In January 1864 Sheffey married Elizabeth “Eliza” Stafford, although her parents did not favor the marriage because of Sheffey’s constant circuit riding.

 It is reported that on that very night many in the crowd report they heard the angels singing above them, although some doubted. As he rode up this time, things were different.

rev robert sheffey biography

The couple had one son, Edward Fleming Sheffey, (1865–1933), who became a successful Lynchburg businessman. Robert Sheffey was unique.

Many stories about Sheffey related to his power in prayer.[26] Some of his prayers concerned critical needs of agricultural communities, such as the need for rain in time of drought or the prevention of rain during harvest.[27] Because Sheffey hated the liquor traffic,[28] his most remembered prayers were directed against stills and the people who ran them.

Called in to pray for the child, Sheffey is said to have petitioned, “O Lord, we do thank Thee for rattlesnakes.

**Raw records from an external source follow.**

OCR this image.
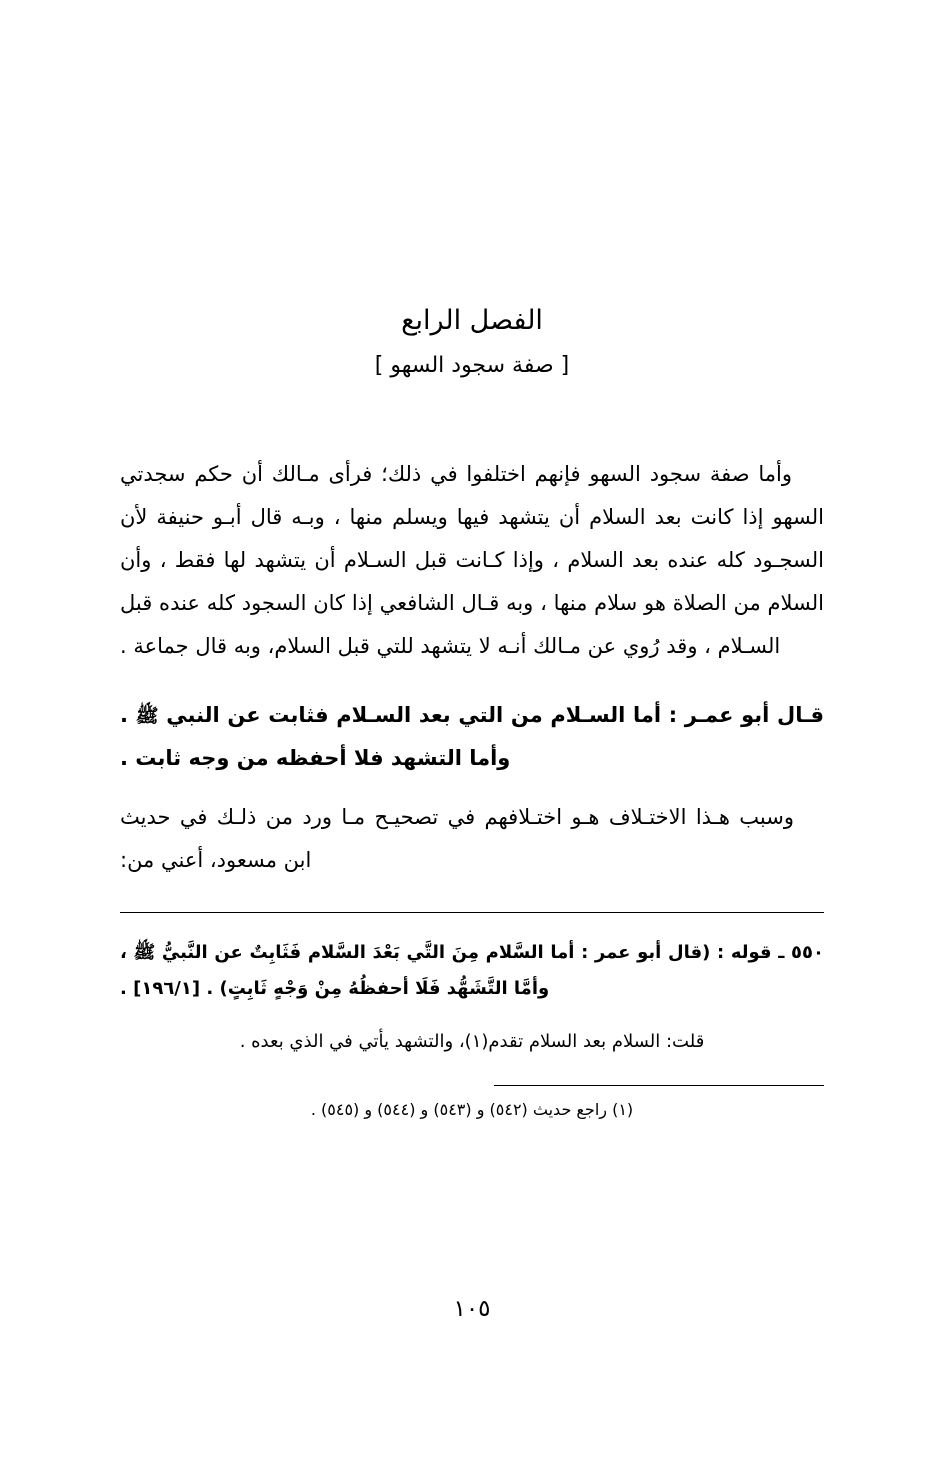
الفصل الرابع
[ صفة سجود السهو ]

وأما صفة سجود السهو فإنهم اختلفوا في ذلك؛ فرأى مـالك أن حكم سجدتي السهو إذا كانت بعد السلام أن يتشهد فيها ويسلم منها ، وبـه قال أبـو حنيفة لأن السجـود كله عنده بعد السلام ، وإذا كـانت قبل السـلام أن يتشهد لها فقط ، وأن السلام من الصلاة هو سلام منها ، وبه قـال الشافعي إذا كان السجود كله عنده قبل السـلام ، وقد رُوي عن مـالك أنـه لا يتشهد للتي قبل السلام، وبه قال جماعة .

قـال أبو عمـر : أما السـلام من التي بعد السـلام فثابت عن النبي ﷺ . وأما التشهد فلا أحفظه من وجه ثابت .

وسبب هـذا الاختـلاف هـو اختـلافهم في تصحيـح مـا ورد من ذلـك في حديث ابن مسعود، أعني من:

٥٥٠ ـ قوله : (قال أبو عمر : أما السَّلام مِنَ التَّي بَعْدَ السَّلام فَثَابِتٌ عن النَّبيُّ ﷺ ، وأمَّا التَّشَهُّد فَلَا أحفظُهُ مِنْ وَجْهٍ ثَابِتٍ) . [١٩٦/١] .

قلت: السلام بعد السلام تقدم(١)، والتشهد يأتي في الذي بعده .

(١) راجع حديث (٥٤٢) و (٥٤٣) و (٥٤٤) و (٥٤٥) .

١٠٥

There, over Greenway’s Store, he was converted on January 9, 1839. He was 19.  But many came to faith that night because of the praying parson.

https://drbrop.wordpress.com/2013/09/06/robert-sayers-sheffey-mountain-preacher-and-man-of-prayer/

There’s a great film available from Unusual Films on Robert Sheffey:

My wife and I were able to visit the grave of this fascinating servant of the LORD.

After being beaten by some young toughs after a meeting, Sheffey tried hard not to testify against them in court, and when they were convicted, with tears he pleaded with the judge to allow them to go unpunished because he had forgiven them.

Sheffey enjoyed singing and shouting and would often draw pictures of birds and fish or write snatches of hymns on the walls of his hosts’ homes or on rock outcroppings, sometimes in artistic lettering.

Sheffey regularly stopped to right beetles and dropped out of funeral processions to lift insects out of the way of wagon wheels. He is buried in Wesley Chapel Cemetery (off Sheffey Memorial Road) in Trigg.